$900M pumped-storage project enters Chile environmental review
A Chilean-French consortium has submitted a $900 million pumped-hydro project to address northern Chile's solar curtailment crisis, testing the country's capacity to permit critical grid infrastructure.
A Chilean-French consortium has formally submitted a $900 million pumped-storage hydropower plant for environmental review in Chile’s Atacama Region. The facility, developed by domestic firm Susterra and French partner Hyvity, aims to store surplus solar generation and release it during peak demand periods.
Northern Chile produces vast amounts of cheap solar power, but a lack of transmission and storage infrastructure routinely forces grid operators to curtail excess electricity. The Central de Bombeo Atacama project is designed to capture this discarded energy and sell it back to the grid at higher-priced evening and morning peaks. For investors, this establishes a straightforward arbitrage spread while addressing a structural bottleneck in Chile’s electricity system.
The proposed plant in the coastal commune of Caldera will use desalinated seawater pumped through a 2.5-kilometre pipeline to an upper reservoir 380 metres above a lower basin. It is expected to generate up to 450 megawatts of power for eight hours, providing 3,600 megawatt-hours of storage capacity. The developers have designed the facility as a multi-decade asset with an operating life exceeding 80 years.

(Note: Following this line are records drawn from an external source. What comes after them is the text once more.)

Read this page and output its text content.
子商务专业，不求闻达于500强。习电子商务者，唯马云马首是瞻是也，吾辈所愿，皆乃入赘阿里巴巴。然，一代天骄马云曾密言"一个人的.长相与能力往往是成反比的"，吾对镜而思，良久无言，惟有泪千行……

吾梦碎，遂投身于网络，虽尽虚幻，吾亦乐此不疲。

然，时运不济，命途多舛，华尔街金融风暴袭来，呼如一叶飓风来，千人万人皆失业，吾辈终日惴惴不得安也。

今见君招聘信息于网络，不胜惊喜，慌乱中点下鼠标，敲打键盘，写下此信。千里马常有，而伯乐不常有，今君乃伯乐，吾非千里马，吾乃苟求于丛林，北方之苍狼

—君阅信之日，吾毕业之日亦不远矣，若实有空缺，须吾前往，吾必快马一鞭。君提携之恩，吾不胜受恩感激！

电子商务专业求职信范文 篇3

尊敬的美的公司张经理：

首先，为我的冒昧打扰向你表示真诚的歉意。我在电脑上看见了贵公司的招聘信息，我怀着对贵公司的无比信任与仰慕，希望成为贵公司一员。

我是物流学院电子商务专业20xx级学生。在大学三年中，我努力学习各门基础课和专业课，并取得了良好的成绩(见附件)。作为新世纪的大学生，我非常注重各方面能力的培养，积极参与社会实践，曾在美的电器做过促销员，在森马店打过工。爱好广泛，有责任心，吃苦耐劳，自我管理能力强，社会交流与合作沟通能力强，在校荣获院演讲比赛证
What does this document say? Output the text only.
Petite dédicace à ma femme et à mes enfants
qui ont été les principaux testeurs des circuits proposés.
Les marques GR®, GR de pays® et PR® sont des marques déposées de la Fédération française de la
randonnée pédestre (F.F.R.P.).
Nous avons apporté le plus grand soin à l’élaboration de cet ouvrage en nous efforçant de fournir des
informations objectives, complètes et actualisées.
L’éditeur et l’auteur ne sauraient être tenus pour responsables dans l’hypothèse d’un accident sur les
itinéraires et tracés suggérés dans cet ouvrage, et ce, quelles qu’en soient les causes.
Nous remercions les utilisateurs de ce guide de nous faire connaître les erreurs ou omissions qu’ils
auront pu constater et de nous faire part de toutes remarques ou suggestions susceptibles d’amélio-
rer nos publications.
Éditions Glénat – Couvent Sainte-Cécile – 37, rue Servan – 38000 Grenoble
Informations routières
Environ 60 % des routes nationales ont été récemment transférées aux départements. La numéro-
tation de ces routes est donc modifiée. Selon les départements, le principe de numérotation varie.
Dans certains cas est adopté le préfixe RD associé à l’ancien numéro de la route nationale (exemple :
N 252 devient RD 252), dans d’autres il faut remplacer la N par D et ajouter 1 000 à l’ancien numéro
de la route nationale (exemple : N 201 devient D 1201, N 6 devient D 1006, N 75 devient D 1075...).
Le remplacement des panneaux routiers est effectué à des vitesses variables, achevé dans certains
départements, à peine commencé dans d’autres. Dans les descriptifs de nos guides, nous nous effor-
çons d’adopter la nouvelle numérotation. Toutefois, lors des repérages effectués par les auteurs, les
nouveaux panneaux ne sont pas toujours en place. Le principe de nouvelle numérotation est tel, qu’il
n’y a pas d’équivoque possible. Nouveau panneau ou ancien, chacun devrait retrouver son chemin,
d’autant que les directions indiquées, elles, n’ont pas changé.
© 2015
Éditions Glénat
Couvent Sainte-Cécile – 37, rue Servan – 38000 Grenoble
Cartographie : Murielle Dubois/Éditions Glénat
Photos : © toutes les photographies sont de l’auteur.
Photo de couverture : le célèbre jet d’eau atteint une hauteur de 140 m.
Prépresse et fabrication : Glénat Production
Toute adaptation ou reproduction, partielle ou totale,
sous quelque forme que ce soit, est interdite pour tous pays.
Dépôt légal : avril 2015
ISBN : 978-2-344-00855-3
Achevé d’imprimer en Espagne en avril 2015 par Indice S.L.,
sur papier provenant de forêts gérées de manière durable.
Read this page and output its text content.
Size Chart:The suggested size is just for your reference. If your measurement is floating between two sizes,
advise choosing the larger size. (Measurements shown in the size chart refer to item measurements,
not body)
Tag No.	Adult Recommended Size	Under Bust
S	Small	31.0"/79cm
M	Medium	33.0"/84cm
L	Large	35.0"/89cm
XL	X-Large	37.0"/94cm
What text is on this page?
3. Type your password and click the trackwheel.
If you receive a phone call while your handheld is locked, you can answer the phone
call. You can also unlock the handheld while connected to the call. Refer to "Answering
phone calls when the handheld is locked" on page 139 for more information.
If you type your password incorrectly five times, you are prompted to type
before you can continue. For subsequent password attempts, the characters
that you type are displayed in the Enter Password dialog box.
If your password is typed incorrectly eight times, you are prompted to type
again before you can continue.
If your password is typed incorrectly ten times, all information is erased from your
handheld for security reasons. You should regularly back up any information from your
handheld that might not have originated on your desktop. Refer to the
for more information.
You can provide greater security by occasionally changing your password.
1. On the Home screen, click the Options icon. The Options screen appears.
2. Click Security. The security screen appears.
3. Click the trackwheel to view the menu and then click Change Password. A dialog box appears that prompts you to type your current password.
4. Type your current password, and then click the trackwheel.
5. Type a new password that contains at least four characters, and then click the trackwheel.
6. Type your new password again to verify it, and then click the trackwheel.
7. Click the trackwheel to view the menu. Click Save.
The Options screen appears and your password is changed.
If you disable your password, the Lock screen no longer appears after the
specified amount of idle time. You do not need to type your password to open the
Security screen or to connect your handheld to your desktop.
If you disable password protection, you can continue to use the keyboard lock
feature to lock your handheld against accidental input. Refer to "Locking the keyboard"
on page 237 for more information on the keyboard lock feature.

The filing arrives as Chile processes an unusually intense wave of energy and mining proposals. In the first quarter of 2026 alone, mining projects submitted for environmental review totalled $17.32 billion, driven largely by copper and lithium schemes. While this volume signals strong international confidence in Chile's critical-minerals and transition-energy sectors, it places enormous pressure on regulators to process complex assessments without creating a permitting logjam.
Hyvity’s involvement reflects a broader European strategy to secure investment footholds in Latin American energy markets. For institutional investors, the joint venture structure with a local partner offers a familiar risk-mitigation template, blending international technical capacity with domestic regulatory knowledge. This model has proven essential in Chile’s tightly controlled environmental permitting system.
Securing environmental approval remains the primary near-term risk for the $900 million investment. Although developers chose desalinated water to avoid tapping scarce freshwater reserves, any large infrastructure project in the Atacama Desert attracts fierce scrutiny over brine discharge and indigenous rights. The developers target a 2027 construction start, but that timeline depends entirely on navigating an evaluation process that can stretch well over a year.